THE fact that most business rescue applications did not result in the survival of the enterprises is not unusual when compared to international trends, says Lara Kahn, a partner at law firm Webber Wentzel.
The business rescue process was introduced in 2011 with the main objectives of saving jobs, as South Africa is struggling to create employment, and of encouraging much-needed investment.
About 30% of all Chapter 11 filings in the US, which is similar to our business rescue process, lead to a successful restructuring. A similar rate for South Africa would be a considerable achievement.
Ms Kahn spoke to Business Day on Friday, after a conference in Johannesburg that examined the progress made 18 months after business rescue was introduced through the Companies Act.
She said there had been abuse of the business rescue process, where companies used it as a defence against creditors’ liquidation applications.
“In all the cases where this has happened the courts have granted the liquidation, because if a company’s creditors have already filed a liquidation application, it is already too late for a business rescue. The company can no longer be rescued. That is abuse,” she said.

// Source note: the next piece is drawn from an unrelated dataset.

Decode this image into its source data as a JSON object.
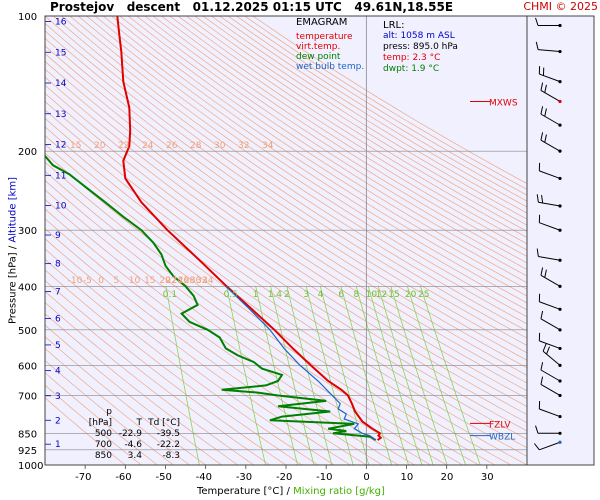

The Companies and Intellectual Property Commission (CIPC) said in its 2011-12 annual report it was only aware of one successful turnaround in the period under review, which led to 4,500 jobs being saved. However, CIPC figures do not in include business rescue applications brought before the courts.
More recent statistics indicate that less than 100 companies had been rescued and that about 840 companies had so far applied since the introduction of business rescue. CIPC statistics showed private companies (64%) were most likely to enter into business rescue, followed by close corporations (23%) and public companies (13%). The majority of applications were from the investment sector, followed by wholesale and retail, and manufacturing.
Ms Kahn said the business rescue provisions were complex and needed some tweaking, but were certainly here to stay.
“There has been quite a lot of political investment in this. It came in during a raft of social reform legislation, including the Companies Act that has the business rescue chapter, the National Credit Act and the Consumer Protection Act.”
The unintended consequence of this complexity was the cost of business rescue, Ms Kahn said.
Strategic Turnaround Solutions director Gert Holtzhauzen has previously said one of the downsides of the business rescue process was the legal issue, which added to the costs.
“Creditors arrive at the first meeting with a string of lawyers attacking the process”.
Further, Mr Holtzhauzen expressed frustration with practitioners who were not properly qualified to carry out rescues.